FPA Capital (ticker symbol FPPTX) is a mutual fund with approx. $1.3 billion in assets managed by Dennis Bryan and Rikard Ekstrand; the long-time manager, Robert Rodriguez, is no longer listed as investment officer. Currently, Morningstar rates the fund Three Stars / Silver in the US OE Mid-Cap Value category. The last Morningstar report on the fund, titled “Easy to understand, hard to replicate and use.” was published in March 2013. Currently, the fund has a 5.25% front load and is closed to new investors. Let’s assess the fund’s performance using the Alpholio™ methodology.
First, the total return chart, which includes a reinvestment of all distributions into the fund and each member of the reference portfolio, respectively:
The chart shows that the fund outperformed its reference portfolio in 2005-06, and has generally underperformed since then.
This is further illustrated by the cumulative RealAlpha™ chart:
In the chart, the lag cumulative RealAlpha™ curve overlaps, for the most part, the regular RealAlpha™ curve. Typically, this is an indication that the fund manager did not make major directional bets that significantly departed from the fund’s holdings at that time; the only exception is the last couple of years.
The overall statistics further describe the unimpressive performance of the fund:
At almost 20%, the fund’s volatility, measured by an annualized standard deviation of monthly returns in the entire analysis period, was higher than that of the overall stock market. The volatility of the reference portfolio, at about 16%, was significantly lower than that of the fund. This is partly because the fund was fairly concentrated: top-ten holdings routinely accounted for 50% or more of its assets, with each of the top-six positions at well over 5%. The regular discounted annualized RealAlpha™ of the fund was close to a negative 1%, which certainly did not justify the elevated volatility.

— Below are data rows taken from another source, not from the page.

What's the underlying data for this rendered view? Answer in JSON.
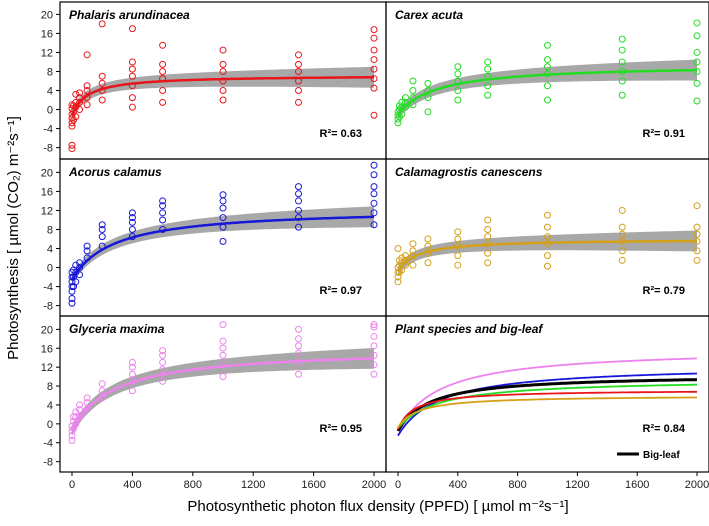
{
  "chart_data": {
    "type": "scatter",
    "xlabel": "Photosynthetic photon flux density (PPFD) [ µmol m⁻²s⁻¹]",
    "ylabel": "Photosynthesis [ µmol (CO₂) m⁻²s⁻¹]",
    "xlim": [
      0,
      2000
    ],
    "x_ticks": [
      0,
      400,
      800,
      1200,
      1600,
      2000
    ],
    "ppfd_levels": [
      0,
      10,
      25,
      50,
      100,
      200,
      400,
      600,
      1000,
      1500,
      2000
    ],
    "panels": [
      {
        "title": "Phalaris arundinacea",
        "color": "#e8161b",
        "r2": "R²= 0.63",
        "ylim": [
          -9,
          21
        ],
        "y_ticks": [
          -8,
          -4,
          0,
          4,
          8,
          12,
          16,
          20
        ],
        "fit": {
          "amax": 8.4,
          "k": 105,
          "rd": 1.2
        },
        "points": [
          [
            0,
            -7.5
          ],
          [
            0,
            -8.2
          ],
          [
            0,
            -3.5
          ],
          [
            0,
            -2.8
          ],
          [
            0,
            -1.8
          ],
          [
            0,
            -1.0
          ],
          [
            0,
            0.2
          ],
          [
            0,
            1.0
          ],
          [
            10,
            -2.2
          ],
          [
            10,
            -0.5
          ],
          [
            10,
            0.8
          ],
          [
            25,
            -1.5
          ],
          [
            25,
            0.5
          ],
          [
            25,
            1.5
          ],
          [
            25,
            3.2
          ],
          [
            50,
            0.0
          ],
          [
            50,
            1.5
          ],
          [
            50,
            2.5
          ],
          [
            50,
            3.5
          ],
          [
            100,
            1.0
          ],
          [
            100,
            2.5
          ],
          [
            100,
            4.0
          ],
          [
            100,
            5.0
          ],
          [
            100,
            11.5
          ],
          [
            200,
            2.0
          ],
          [
            200,
            4.0
          ],
          [
            200,
            5.5
          ],
          [
            200,
            7.0
          ],
          [
            200,
            18.0
          ],
          [
            400,
            0.5
          ],
          [
            400,
            2.5
          ],
          [
            400,
            5.0
          ],
          [
            400,
            7.0
          ],
          [
            400,
            8.5
          ],
          [
            400,
            10.0
          ],
          [
            400,
            17.0
          ],
          [
            600,
            1.5
          ],
          [
            600,
            4.0
          ],
          [
            600,
            6.5
          ],
          [
            600,
            8.0
          ],
          [
            600,
            9.5
          ],
          [
            600,
            13.5
          ],
          [
            1000,
            2.0
          ],
          [
            1000,
            4.0
          ],
          [
            1000,
            6.0
          ],
          [
            1000,
            8.0
          ],
          [
            1000,
            9.5
          ],
          [
            1000,
            12.5
          ],
          [
            1500,
            1.5
          ],
          [
            1500,
            4.0
          ],
          [
            1500,
            6.0
          ],
          [
            1500,
            8.0
          ],
          [
            1500,
            9.5
          ],
          [
            1500,
            11.5
          ],
          [
            2000,
            -1.2
          ],
          [
            2000,
            4.5
          ],
          [
            2000,
            6.5
          ],
          [
            2000,
            8.5
          ],
          [
            2000,
            10.5
          ],
          [
            2000,
            12.5
          ],
          [
            2000,
            15.0
          ],
          [
            2000,
            16.8
          ]
        ]
      },
      {
        "title": "Carex acuta",
        "color": "#22dd22",
        "r2": "R²= 0.91",
        "ylim": [
          -9,
          21
        ],
        "y_ticks": [
          -8,
          -4,
          0,
          4,
          8,
          12,
          16,
          20
        ],
        "fit": {
          "amax": 10.5,
          "k": 260,
          "rd": 1.0
        },
        "points": [
          [
            0,
            -2.8
          ],
          [
            0,
            -2.0
          ],
          [
            0,
            -1.2
          ],
          [
            0,
            -0.5
          ],
          [
            10,
            -1.5
          ],
          [
            10,
            0.0
          ],
          [
            10,
            0.8
          ],
          [
            25,
            -1.0
          ],
          [
            25,
            0.5
          ],
          [
            25,
            1.5
          ],
          [
            50,
            0.5
          ],
          [
            50,
            1.5
          ],
          [
            50,
            2.5
          ],
          [
            100,
            1.0
          ],
          [
            100,
            2.5
          ],
          [
            100,
            4.0
          ],
          [
            100,
            6.0
          ],
          [
            200,
            -0.5
          ],
          [
            200,
            2.5
          ],
          [
            200,
            4.0
          ],
          [
            200,
            5.5
          ],
          [
            400,
            2.0
          ],
          [
            400,
            4.0
          ],
          [
            400,
            6.0
          ],
          [
            400,
            7.5
          ],
          [
            400,
            9.0
          ],
          [
            600,
            3.0
          ],
          [
            600,
            5.0
          ],
          [
            600,
            7.0
          ],
          [
            600,
            8.5
          ],
          [
            600,
            10.0
          ],
          [
            1000,
            2.0
          ],
          [
            1000,
            5.0
          ],
          [
            1000,
            7.5
          ],
          [
            1000,
            9.0
          ],
          [
            1000,
            10.5
          ],
          [
            1000,
            13.5
          ],
          [
            1500,
            3.0
          ],
          [
            1500,
            6.0
          ],
          [
            1500,
            8.0
          ],
          [
            1500,
            10.0
          ],
          [
            1500,
            12.5
          ],
          [
            1500,
            14.8
          ],
          [
            2000,
            1.8
          ],
          [
            2000,
            5.5
          ],
          [
            2000,
            8.0
          ],
          [
            2000,
            10.0
          ],
          [
            2000,
            12.0
          ],
          [
            2000,
            15.5
          ],
          [
            2000,
            18.2
          ]
        ]
      },
      {
        "title": "Acorus calamus",
        "color": "#1717d8",
        "r2": "R²= 0.97",
        "ylim": [
          -9,
          21
        ],
        "y_ticks": [
          -8,
          -4,
          0,
          4,
          8,
          12,
          16,
          20
        ],
        "fit": {
          "amax": 15.0,
          "k": 280,
          "rd": 2.5
        },
        "points": [
          [
            0,
            -7.5
          ],
          [
            0,
            -6.5
          ],
          [
            0,
            -5.0
          ],
          [
            0,
            -4.0
          ],
          [
            0,
            -3.0
          ],
          [
            0,
            -2.0
          ],
          [
            0,
            -1.0
          ],
          [
            10,
            -4.0
          ],
          [
            10,
            -2.0
          ],
          [
            10,
            -0.5
          ],
          [
            25,
            -3.0
          ],
          [
            25,
            -1.0
          ],
          [
            25,
            0.5
          ],
          [
            50,
            -1.5
          ],
          [
            50,
            0.0
          ],
          [
            50,
            1.0
          ],
          [
            100,
            2.0
          ],
          [
            100,
            3.5
          ],
          [
            100,
            4.5
          ],
          [
            200,
            4.5
          ],
          [
            200,
            6.5
          ],
          [
            200,
            8.0
          ],
          [
            200,
            9.0
          ],
          [
            400,
            6.5
          ],
          [
            400,
            8.0
          ],
          [
            400,
            9.5
          ],
          [
            400,
            10.5
          ],
          [
            400,
            11.5
          ],
          [
            600,
            8.0
          ],
          [
            600,
            10.0
          ],
          [
            600,
            11.5
          ],
          [
            600,
            13.0
          ],
          [
            600,
            14.0
          ],
          [
            1000,
            5.5
          ],
          [
            1000,
            8.5
          ],
          [
            1000,
            10.5
          ],
          [
            1000,
            12.5
          ],
          [
            1000,
            14.0
          ],
          [
            1000,
            15.3
          ],
          [
            1500,
            8.5
          ],
          [
            1500,
            10.5
          ],
          [
            1500,
            12.0
          ],
          [
            1500,
            14.0
          ],
          [
            1500,
            15.5
          ],
          [
            1500,
            17.0
          ],
          [
            2000,
            9.0
          ],
          [
            2000,
            11.5
          ],
          [
            2000,
            13.5
          ],
          [
            2000,
            15.5
          ],
          [
            2000,
            17.0
          ],
          [
            2000,
            19.5
          ],
          [
            2000,
            21.5
          ]
        ]
      },
      {
        "title": "Calamagrostis canescens",
        "color": "#d4a017",
        "r2": "R²= 0.79",
        "ylim": [
          -9,
          21
        ],
        "y_ticks": [
          -8,
          -4,
          0,
          4,
          8,
          12,
          16,
          20
        ],
        "fit": {
          "amax": 6.8,
          "k": 130,
          "rd": 0.8
        },
        "points": [
          [
            0,
            -3.0
          ],
          [
            0,
            -2.0
          ],
          [
            0,
            -1.0
          ],
          [
            0,
            0.0
          ],
          [
            0,
            4.0
          ],
          [
            10,
            -1.0
          ],
          [
            10,
            0.5
          ],
          [
            10,
            1.5
          ],
          [
            25,
            -0.5
          ],
          [
            25,
            1.0
          ],
          [
            25,
            2.0
          ],
          [
            50,
            0.5
          ],
          [
            50,
            1.5
          ],
          [
            50,
            2.5
          ],
          [
            100,
            0.5
          ],
          [
            100,
            2.5
          ],
          [
            100,
            3.5
          ],
          [
            100,
            5.0
          ],
          [
            200,
            1.0
          ],
          [
            200,
            3.0
          ],
          [
            200,
            4.5
          ],
          [
            200,
            6.0
          ],
          [
            400,
            0.5
          ],
          [
            400,
            2.5
          ],
          [
            400,
            4.5
          ],
          [
            400,
            6.0
          ],
          [
            400,
            7.5
          ],
          [
            600,
            1.0
          ],
          [
            600,
            3.0
          ],
          [
            600,
            5.0
          ],
          [
            600,
            6.5
          ],
          [
            600,
            8.0
          ],
          [
            600,
            10.0
          ],
          [
            1000,
            0.3
          ],
          [
            1000,
            2.5
          ],
          [
            1000,
            5.0
          ],
          [
            1000,
            6.5
          ],
          [
            1000,
            8.5
          ],
          [
            1000,
            11.0
          ],
          [
            1500,
            1.5
          ],
          [
            1500,
            3.5
          ],
          [
            1500,
            5.5
          ],
          [
            1500,
            7.0
          ],
          [
            1500,
            8.5
          ],
          [
            1500,
            12.0
          ],
          [
            2000,
            1.5
          ],
          [
            2000,
            3.5
          ],
          [
            2000,
            5.5
          ],
          [
            2000,
            7.0
          ],
          [
            2000,
            8.5
          ],
          [
            2000,
            13.0
          ]
        ]
      },
      {
        "title": "Glyceria maxima",
        "color": "#ee82ee",
        "r2": "R²= 0.95",
        "ylim": [
          -9,
          21
        ],
        "y_ticks": [
          -8,
          -4,
          0,
          4,
          8,
          12,
          16,
          20
        ],
        "fit": {
          "amax": 17.5,
          "k": 280,
          "rd": 1.5
        },
        "points": [
          [
            0,
            -3.5
          ],
          [
            0,
            -2.5
          ],
          [
            0,
            -1.5
          ],
          [
            0,
            -0.5
          ],
          [
            10,
            -1.0
          ],
          [
            10,
            0.5
          ],
          [
            10,
            1.5
          ],
          [
            25,
            0.0
          ],
          [
            25,
            1.5
          ],
          [
            25,
            2.5
          ],
          [
            50,
            1.5
          ],
          [
            50,
            3.0
          ],
          [
            50,
            4.0
          ],
          [
            100,
            3.0
          ],
          [
            100,
            4.5
          ],
          [
            100,
            5.5
          ],
          [
            200,
            5.5
          ],
          [
            200,
            7.0
          ],
          [
            200,
            8.5
          ],
          [
            400,
            7.0
          ],
          [
            400,
            9.0
          ],
          [
            400,
            10.5
          ],
          [
            400,
            12.0
          ],
          [
            400,
            13.0
          ],
          [
            600,
            9.0
          ],
          [
            600,
            11.5
          ],
          [
            600,
            13.0
          ],
          [
            600,
            14.5
          ],
          [
            600,
            15.5
          ],
          [
            1000,
            10.0
          ],
          [
            1000,
            12.5
          ],
          [
            1000,
            14.5
          ],
          [
            1000,
            16.0
          ],
          [
            1000,
            17.5
          ],
          [
            1000,
            21.0
          ],
          [
            1500,
            10.5
          ],
          [
            1500,
            13.0
          ],
          [
            1500,
            15.0
          ],
          [
            1500,
            16.5
          ],
          [
            1500,
            18.0
          ],
          [
            1500,
            20.0
          ],
          [
            2000,
            10.5
          ],
          [
            2000,
            12.5
          ],
          [
            2000,
            14.5
          ],
          [
            2000,
            16.5
          ],
          [
            2000,
            18.5
          ],
          [
            2000,
            20.5
          ],
          [
            2000,
            21.0
          ]
        ]
      },
      {
        "title": "Plant species and big-leaf",
        "r2": "R²= 0.84",
        "ylim": [
          -9,
          21
        ],
        "y_ticks": [
          -8,
          -4,
          0,
          4,
          8,
          12,
          16,
          20
        ],
        "legend": "Big-leaf",
        "series": [
          {
            "name": "Glyceria maxima",
            "color": "#ee82ee",
            "amax": 17.5,
            "k": 280,
            "rd": 1.5
          },
          {
            "name": "Acorus calamus",
            "color": "#1717d8",
            "amax": 15.0,
            "k": 280,
            "rd": 2.5
          },
          {
            "name": "Big-leaf",
            "color": "#000000",
            "amax": 12.0,
            "k": 210,
            "rd": 1.5
          },
          {
            "name": "Carex acuta",
            "color": "#22dd22",
            "amax": 10.5,
            "k": 260,
            "rd": 1.0
          },
          {
            "name": "Phalaris arundinacea",
            "color": "#e8161b",
            "amax": 8.4,
            "k": 105,
            "rd": 1.2
          },
          {
            "name": "Calamagrostis canescens",
            "color": "#d4a017",
            "amax": 6.8,
            "k": 130,
            "rd": 0.8
          }
        ]
      }
    ]
  }
}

The following chart demonstrates the use of smoothed RealAlpha™ to automatically generate a hypothetical trading signal for the fund:
The analysis starts with an assumption that the investor initially bought the fund in early 2005 and intended to hold this investment indefinitely, i.e. at least through early 2013. The blue curve depicts the cumulative RealAlpha™ in that entire period. Since there is some degree of high-frequency oscillation in that curve, its longer-term trend can be elicited from a smoothed approximation by an exponential moving average (EMA), depicted by the green curve. Subsequently, a simple decision criterion is applied to determine whether the investment in the fund should be retained. As long as the fund generates positive monthly increments to cumulative RealAlpha™, the investment in the fund is considered beneficial. Conversely, if the fund’s cumulative RealAlpha™ begins to consistently decrease, the investment is no longer considered attractive.
The signal would allow an investor to avoid the long period of the fund’s underperformance from the second half of 2006 through the first half of 2011. However, there is no guarantee that the recent outperformance trend will continue; indeed the trend of RealAlpha™ in the past year or so has been slightly negative.
The following chart shows the major investment “themes” of the fund over time:
In the analysis period, the fund held equivalent equity positions in IGE (iShares North American Natural Resources ETF; average weight of 30.6%), JKJ (iShares Morningstar Small-Cap ETF; 16.4%), RSP (Guggenheim S&P 500® Equal Weight ETF; 8.3%), VCR (Vanguard Consumer Discretionary ETF; 7.4%), and IGN (iShares S&P North American Technology-Multimedia Networking Index Fund; 6.2%).
The fund’s equivalent cash position in SHY (iShares 1-3 Year Treasury Bond ETF) was at times as high as 52%. This indicates major market timing efforts in the fund an investor would reasonably expect to be predominantly invested in equities.
For clarity, smaller reference positions are collectively represented by the Other category in the chart. For example, this category includes an equivalent position in JKL (iShares Morningstar Small-Cap Value ETF; average weight of 5.4%).
While the Morningstar analyst report says that
“FPA Capital follows a simple, inimitable strategy.”
this analysis clearly demonstrates that the strategy of the fund could easily be replicated using a relatively small number of exchange-traded products (ETPs), and with better performance (higher return and lower volatility). In addition, the planned removal of the front load of the fund does not matter as long as the fund is closed to new investors.